The Mud Connector
- Website type: Computer gaming website
- Owner: Andrew Cowan
- Creator: Andrew Cowan
- Website: http://www.mudconnect.com/
- Registration: Optional and free
- Launched: January 8, 1995

= The Mud Connector =

Website dedicated to MUD video games

The Mud Connector, abbreviated TMC, is a computer gaming website that provides articles, discussions, reviews, resource links and game listings about MUDs. The site lets MUD owners, administrators and enthusiasts submit information and reviews about specific MUDs. The site contains over 1000 MUD listings and designates a subset of virtual communities suitable for children. Mud Companion magazine praised the site.

==History==
The Mud Connector website was founded on January 8, 1995, by Andrew Cowan.
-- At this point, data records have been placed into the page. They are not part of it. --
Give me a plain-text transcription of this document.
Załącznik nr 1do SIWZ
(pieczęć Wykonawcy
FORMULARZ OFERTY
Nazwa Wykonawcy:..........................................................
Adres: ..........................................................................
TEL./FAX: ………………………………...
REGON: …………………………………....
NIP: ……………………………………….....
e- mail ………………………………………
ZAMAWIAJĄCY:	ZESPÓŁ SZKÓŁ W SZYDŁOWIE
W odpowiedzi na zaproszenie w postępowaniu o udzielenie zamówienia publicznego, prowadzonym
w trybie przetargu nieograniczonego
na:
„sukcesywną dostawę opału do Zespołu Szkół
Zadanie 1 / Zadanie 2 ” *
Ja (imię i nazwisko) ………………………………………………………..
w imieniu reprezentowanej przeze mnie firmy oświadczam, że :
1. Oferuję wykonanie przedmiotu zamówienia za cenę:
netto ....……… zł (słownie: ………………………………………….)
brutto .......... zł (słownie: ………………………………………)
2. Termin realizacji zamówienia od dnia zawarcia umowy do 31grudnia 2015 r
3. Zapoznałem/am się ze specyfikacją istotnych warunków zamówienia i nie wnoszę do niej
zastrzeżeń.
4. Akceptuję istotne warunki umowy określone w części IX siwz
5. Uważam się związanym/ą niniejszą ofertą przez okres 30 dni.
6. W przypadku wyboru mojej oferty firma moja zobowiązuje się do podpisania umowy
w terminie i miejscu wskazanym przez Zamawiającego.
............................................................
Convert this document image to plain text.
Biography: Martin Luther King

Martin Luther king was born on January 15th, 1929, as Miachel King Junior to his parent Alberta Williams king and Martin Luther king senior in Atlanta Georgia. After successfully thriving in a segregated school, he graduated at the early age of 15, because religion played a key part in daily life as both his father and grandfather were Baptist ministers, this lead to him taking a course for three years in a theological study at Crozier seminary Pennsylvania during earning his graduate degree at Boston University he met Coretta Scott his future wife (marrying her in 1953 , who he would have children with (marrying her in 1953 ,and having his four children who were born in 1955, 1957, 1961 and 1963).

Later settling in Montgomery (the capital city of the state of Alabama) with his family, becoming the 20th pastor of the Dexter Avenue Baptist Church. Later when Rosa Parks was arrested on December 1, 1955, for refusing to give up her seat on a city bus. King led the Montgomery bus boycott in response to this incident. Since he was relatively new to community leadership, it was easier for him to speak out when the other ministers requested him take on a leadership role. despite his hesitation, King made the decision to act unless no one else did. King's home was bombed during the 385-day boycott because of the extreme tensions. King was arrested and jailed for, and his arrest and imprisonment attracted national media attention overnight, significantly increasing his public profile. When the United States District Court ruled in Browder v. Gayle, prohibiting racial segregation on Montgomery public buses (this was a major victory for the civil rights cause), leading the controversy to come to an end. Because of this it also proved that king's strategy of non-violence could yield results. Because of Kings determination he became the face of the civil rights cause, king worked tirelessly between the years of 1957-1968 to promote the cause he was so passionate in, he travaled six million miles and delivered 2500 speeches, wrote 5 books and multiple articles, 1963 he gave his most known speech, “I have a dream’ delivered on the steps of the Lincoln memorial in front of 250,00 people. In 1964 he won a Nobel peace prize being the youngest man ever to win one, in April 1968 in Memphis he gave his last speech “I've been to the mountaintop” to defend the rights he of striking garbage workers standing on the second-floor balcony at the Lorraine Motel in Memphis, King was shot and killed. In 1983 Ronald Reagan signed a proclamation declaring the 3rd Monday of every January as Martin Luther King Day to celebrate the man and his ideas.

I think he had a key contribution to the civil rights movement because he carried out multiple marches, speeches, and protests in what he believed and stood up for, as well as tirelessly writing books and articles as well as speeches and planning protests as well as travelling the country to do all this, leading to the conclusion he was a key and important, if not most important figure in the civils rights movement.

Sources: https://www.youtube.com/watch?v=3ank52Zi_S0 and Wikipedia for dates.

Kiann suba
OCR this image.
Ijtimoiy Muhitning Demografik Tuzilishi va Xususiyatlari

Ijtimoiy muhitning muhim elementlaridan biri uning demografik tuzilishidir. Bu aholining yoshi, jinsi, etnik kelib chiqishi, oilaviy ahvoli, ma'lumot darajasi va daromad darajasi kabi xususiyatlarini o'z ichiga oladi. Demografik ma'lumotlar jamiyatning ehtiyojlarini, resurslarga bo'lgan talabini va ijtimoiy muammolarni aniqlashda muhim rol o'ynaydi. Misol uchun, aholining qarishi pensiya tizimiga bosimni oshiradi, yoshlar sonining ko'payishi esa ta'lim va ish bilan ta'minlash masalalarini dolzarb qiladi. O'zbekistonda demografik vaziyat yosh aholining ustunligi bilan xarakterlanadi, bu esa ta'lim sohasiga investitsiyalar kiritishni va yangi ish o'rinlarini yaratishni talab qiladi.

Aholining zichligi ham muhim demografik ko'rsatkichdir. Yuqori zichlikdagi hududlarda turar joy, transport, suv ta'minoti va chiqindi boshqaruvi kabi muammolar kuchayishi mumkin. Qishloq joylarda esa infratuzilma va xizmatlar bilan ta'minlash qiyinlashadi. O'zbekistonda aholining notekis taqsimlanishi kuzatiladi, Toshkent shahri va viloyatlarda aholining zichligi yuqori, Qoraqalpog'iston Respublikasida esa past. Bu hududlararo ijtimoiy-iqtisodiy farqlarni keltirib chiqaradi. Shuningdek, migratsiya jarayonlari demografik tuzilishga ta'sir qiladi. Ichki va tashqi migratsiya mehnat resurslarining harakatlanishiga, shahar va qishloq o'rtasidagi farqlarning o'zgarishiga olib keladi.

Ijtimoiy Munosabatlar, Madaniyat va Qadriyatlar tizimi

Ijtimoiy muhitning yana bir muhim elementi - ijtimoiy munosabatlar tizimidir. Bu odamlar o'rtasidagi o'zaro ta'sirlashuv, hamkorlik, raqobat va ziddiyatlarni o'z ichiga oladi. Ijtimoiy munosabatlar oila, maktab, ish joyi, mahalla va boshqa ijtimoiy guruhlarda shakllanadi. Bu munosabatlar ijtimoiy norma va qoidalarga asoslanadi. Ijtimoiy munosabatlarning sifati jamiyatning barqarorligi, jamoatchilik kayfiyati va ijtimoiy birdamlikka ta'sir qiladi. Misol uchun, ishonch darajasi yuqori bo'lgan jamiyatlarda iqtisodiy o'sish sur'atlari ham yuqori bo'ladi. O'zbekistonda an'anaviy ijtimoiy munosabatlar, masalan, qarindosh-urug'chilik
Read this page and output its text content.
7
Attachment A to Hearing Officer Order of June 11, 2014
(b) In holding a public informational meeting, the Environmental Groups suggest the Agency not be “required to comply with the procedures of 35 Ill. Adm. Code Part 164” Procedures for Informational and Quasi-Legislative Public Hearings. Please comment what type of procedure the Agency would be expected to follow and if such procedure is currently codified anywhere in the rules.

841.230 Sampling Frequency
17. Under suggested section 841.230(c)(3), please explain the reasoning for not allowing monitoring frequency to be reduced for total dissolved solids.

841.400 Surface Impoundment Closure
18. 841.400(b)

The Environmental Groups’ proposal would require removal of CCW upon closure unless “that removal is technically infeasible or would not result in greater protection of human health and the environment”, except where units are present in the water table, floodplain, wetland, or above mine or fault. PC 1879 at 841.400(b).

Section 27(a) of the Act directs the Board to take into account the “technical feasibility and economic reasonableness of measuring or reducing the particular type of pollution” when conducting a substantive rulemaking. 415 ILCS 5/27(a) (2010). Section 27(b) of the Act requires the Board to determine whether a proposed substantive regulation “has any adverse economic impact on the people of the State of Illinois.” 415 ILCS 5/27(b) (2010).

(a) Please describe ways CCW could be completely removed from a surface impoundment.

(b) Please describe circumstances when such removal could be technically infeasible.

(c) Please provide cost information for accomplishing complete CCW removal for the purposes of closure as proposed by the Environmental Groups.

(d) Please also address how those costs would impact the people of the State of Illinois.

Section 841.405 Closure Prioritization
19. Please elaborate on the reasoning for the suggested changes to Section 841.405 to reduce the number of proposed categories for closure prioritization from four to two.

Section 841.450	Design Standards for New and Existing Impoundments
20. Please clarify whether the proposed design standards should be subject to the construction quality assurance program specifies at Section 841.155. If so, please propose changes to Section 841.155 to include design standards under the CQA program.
It was hosted on the University of North Carolina at Greensboro mathematics department graduate assistants' Linux server. Shortly after the website was created, it was believed to be lost, due to a fatal hard disk crash and poor backup preparations, but within a few months the webpage was found in a Netscape cache file and restored. Initial MUD data was gathered via frequent requests made on Usenet newsgroups such as rec.games.mud.admin, inviting MUD administrators to submit their muds to the TMC database. Over time the Usenet postings were phased out and TMC outgrew the capabilities of its host, eventually moving to a dedicated server.